The linear view is that the dollar will weaken, interest rates will remain low, and inflation will not return, but those who understand reflexive markets know that the market works through cycles of boom and bust, fear and greed, panic and stability. Thus, what is happening in the markets is that central banks are engineering liquidity to ensure that financial markets do not collapse, whereas technology is changing lifestyles so quickly that no one knows how to value technology stocks. The biggest bubble in the world is currently Bitcoin, which challenges even the role of central bank fiat money as a means of payment and store of value.

As John Maynard Keynes correctly surmised, investing is like a beauty contest in which it is not who you think is the prettiest contestant, but what the market considers is the winner. The consensus assumption is that the reserve currency central bankers will continue to print money to keep markets up. But what if that assumption is wrong?

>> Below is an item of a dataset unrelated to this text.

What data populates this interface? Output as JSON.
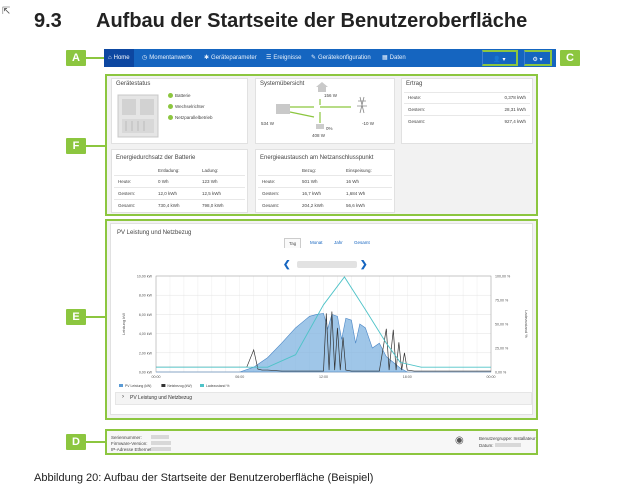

Clearly, world views are shaped by ideology, which itself rests on assumption and beliefs that may not align with the facts. Science and logic do not work in an era when emotion and conspiracy theories have currency with nearly half the population. This is why value investing is competing with momentum investing, and no one knows how and when the tide will turn.

World Bank chief economist Carmen Reinhart thinks that the pandemic is morphing into a “quiet financial crisis”. Globally, financial institutions’ balance sheets are damaged, and only patched up with regulatory forbearance and central bank liquidity. If the real economy continues to worsen from periodic lockdowns, then financial crises cannot be avoided, at least at the local or national level. Financial crises are never quiet, because in inter-locked and inter-dependent financial markets, contagion will be virulent.

The contest of the century does matter, because if financial crises or conflicts break out, who is left standing matters.

We shall soon see whether the Year of the Bull will turn out to be a Bear.


Tan Sri Andrew Sheng is a former central banker and financial regulator. The views expressed here are his own.